Once we arrived to our destination it was clear that we were not going to be able to claim the building for the people. The closest anyone came to the actual building was about 75 yards away on the other side of a fence. Several individuals began to shake the fence and this caused the police to issue a warning and then they attacked. They launched smoke bombs and flash bang grenades into the crowd of families, strollers and elderly, causing the people
who could to scatter.

If rocking a fence causes the OPD to attack, then we must be doing something right. Why do they want to spend million of dollars to silence us? Why do they want to silence us using such violent force?

This made me think about the parallels between the Occupy Oakland and the Civil Rights Movement. The issues and the people involved may seem to be completely different, but they are not. Racial Equality is Economic Equality. Occupy Oakland has been a strong advocate for economic equality, social justice, and judicial equality all of which are desperately needed in Oakland. The Civil Rights Movement fought for the same. The police arrested and brutalized the
protestors during the Civil Rights Movements (used water hoses and dogs to attack protestors) and the OPD are doing the exact same thing (409 arrested and only 12 charges filed). During the Civil Rights they tried to disseminate lies about the movement and that is exactly what the Mayor, the police chief, and the media are doing to Occupy Oakland.

A friend of mine said, it is really hard for people to situate this (Occupy Oakland) politically and historically. This is a great point and when thinking about this moment I can help think about Rosa Parks. Rosa Parks, a militant civil rights activist and anti-rape activist for 25 years before she refused to move to the back of the bus, was prepared to take drastic measures to force change in the South.Many people at that time were on the wrong side of history, they thought she was foolish, and didn understand why she had issues with following the Jim Crow Laws.That is where we are in this movement, people need to decide if they are ok with the crumbs they are given or are they going to take a stand and fight for their fair share. People need to decide which side of history they want to be on.

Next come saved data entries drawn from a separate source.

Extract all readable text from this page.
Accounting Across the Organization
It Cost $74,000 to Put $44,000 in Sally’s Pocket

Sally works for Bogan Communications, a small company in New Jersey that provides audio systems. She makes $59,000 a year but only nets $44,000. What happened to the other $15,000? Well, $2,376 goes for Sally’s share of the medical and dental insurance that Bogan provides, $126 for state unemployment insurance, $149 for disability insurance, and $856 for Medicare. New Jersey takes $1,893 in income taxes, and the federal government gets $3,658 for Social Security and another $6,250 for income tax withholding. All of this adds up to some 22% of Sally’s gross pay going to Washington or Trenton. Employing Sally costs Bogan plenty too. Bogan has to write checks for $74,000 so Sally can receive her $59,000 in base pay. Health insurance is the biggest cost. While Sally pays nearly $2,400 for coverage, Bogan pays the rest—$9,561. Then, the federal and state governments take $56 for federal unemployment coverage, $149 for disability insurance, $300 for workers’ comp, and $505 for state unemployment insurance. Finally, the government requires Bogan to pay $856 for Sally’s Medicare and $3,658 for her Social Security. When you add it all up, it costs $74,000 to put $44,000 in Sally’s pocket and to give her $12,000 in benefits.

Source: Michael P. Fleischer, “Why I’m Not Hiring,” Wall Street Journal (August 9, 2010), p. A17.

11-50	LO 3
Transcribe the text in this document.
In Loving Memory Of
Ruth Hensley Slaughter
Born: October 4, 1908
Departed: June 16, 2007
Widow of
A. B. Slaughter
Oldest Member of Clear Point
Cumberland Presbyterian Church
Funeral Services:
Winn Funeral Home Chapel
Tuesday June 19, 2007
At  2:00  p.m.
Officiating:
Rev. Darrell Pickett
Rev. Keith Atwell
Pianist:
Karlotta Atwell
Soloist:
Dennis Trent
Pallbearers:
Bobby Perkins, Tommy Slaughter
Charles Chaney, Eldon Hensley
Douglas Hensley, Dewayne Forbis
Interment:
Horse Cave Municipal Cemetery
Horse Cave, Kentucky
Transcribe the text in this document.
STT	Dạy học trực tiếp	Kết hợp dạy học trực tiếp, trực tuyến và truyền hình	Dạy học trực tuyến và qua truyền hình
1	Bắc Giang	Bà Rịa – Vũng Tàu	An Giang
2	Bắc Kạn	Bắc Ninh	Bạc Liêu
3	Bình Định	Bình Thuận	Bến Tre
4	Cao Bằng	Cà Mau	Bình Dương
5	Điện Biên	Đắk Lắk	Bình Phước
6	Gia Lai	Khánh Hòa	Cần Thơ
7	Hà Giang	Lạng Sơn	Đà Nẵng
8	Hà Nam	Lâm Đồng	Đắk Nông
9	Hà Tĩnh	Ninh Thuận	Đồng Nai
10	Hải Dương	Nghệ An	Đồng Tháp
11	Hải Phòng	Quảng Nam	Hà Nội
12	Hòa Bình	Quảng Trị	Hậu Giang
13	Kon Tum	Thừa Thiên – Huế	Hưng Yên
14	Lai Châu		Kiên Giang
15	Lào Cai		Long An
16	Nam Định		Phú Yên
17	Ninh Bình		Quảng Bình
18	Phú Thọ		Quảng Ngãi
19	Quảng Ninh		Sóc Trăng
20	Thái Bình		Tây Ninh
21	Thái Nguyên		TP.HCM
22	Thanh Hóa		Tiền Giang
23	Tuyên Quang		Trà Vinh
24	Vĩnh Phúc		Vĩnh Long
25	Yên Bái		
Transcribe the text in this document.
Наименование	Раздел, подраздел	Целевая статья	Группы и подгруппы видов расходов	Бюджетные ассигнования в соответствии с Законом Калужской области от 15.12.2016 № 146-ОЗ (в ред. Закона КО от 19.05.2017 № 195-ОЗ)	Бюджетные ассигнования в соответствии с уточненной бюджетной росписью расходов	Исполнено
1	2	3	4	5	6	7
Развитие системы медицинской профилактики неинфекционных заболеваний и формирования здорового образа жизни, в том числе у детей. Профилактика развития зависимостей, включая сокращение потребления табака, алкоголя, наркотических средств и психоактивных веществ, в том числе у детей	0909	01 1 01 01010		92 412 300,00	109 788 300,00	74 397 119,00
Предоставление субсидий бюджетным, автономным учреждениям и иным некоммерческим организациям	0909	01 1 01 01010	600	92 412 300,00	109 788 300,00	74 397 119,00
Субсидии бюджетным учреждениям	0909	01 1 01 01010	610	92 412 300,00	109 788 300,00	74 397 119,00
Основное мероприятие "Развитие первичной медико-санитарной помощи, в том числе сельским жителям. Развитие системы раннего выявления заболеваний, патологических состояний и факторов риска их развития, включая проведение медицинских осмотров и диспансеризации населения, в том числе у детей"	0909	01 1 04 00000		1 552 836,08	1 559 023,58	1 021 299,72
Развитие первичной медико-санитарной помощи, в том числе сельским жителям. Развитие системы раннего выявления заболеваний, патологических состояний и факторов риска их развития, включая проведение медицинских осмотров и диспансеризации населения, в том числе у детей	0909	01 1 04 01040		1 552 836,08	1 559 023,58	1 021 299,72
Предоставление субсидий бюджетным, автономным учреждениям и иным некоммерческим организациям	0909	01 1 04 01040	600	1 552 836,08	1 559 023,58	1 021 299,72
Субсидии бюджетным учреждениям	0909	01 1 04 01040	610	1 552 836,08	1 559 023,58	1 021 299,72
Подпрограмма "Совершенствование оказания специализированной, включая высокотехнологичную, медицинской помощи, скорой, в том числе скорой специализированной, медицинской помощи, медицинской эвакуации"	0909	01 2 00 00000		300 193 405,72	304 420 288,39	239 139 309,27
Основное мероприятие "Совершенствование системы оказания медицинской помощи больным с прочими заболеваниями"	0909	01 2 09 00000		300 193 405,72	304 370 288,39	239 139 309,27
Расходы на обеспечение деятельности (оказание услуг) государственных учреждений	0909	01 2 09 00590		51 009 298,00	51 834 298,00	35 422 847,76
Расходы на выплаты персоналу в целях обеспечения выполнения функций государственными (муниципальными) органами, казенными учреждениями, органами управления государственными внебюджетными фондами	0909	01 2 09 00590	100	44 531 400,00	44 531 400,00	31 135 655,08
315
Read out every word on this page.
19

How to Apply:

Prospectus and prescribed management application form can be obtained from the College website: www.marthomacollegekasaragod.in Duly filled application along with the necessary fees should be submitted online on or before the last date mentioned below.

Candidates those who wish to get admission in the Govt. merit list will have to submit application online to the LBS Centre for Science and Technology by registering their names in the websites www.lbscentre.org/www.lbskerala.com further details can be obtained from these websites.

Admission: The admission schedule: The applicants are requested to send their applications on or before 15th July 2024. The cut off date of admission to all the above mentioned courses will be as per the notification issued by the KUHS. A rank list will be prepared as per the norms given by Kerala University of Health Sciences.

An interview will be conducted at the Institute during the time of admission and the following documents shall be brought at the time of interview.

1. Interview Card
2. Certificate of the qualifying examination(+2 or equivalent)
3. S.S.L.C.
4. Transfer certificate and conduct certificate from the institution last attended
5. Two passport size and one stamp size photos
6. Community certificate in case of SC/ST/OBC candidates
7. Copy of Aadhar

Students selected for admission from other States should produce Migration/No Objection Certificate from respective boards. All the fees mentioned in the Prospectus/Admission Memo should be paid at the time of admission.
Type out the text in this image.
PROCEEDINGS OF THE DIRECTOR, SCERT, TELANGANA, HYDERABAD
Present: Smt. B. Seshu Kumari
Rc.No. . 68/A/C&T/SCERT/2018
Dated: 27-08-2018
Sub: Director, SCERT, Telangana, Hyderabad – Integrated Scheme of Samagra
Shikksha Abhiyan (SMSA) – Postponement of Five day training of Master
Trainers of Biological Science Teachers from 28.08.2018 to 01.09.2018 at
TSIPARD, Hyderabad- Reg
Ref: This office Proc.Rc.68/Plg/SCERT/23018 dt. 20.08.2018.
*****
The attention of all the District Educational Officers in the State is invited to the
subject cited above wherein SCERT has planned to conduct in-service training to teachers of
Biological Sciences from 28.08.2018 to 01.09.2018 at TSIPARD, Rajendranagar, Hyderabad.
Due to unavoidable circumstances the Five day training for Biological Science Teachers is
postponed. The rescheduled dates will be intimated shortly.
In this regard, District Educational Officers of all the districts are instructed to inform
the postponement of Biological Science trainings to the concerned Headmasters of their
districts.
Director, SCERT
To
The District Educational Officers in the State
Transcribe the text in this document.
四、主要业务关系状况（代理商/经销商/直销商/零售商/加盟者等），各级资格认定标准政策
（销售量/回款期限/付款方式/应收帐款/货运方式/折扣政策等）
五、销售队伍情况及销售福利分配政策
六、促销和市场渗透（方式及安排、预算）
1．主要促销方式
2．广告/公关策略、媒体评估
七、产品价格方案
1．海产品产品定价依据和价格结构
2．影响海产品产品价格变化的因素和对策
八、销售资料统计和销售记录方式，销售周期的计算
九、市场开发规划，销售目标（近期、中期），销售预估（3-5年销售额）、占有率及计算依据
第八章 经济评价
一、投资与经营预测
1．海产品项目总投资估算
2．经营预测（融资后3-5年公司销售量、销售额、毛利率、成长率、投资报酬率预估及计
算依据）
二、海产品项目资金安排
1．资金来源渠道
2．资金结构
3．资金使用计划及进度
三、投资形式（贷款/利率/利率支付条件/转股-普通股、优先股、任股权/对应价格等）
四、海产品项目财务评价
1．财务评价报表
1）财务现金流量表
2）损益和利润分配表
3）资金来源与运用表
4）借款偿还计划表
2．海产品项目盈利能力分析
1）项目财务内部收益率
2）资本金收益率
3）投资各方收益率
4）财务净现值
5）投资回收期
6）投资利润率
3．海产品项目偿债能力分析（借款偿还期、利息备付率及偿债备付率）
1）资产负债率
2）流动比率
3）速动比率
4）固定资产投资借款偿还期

Mayor Jean Quan, the police department, and the mainstream media, all run by the 1%, will stop at nothing to discredit, dismantle, and destroy our movement. We are too powerful. We are and we stand for those unable to stand for themselves. We are and we protest for the workers putting in long hours at low wage jobs. We are and we march for the teachers, social workers, counselors and city workers whose wages continue to decline to help pay for the state
deficit. We are and we organize for the college graduates without job opportunities available to them. We are and we fight for the rights of the elderly, homeless, and disenfranchised youth.

Another important lesson I learned from the Occupy Move-In Day is that Oakland Occupy Patriarchy is a group of powerful, intelligent, fearless people who held it down on the front lines despite of how violent OPD became. Members of our group did everything in their power to protect the marchers behind them. They deflected tear gas canisters, went out of their way to make sure the rest of us stayed together and were safe, and many were subject to arrest. After
witnessing the extraordinary bravery from these individuals, it has encouraged me to risk more for the movement, and it has empowered me to speak up and speak out.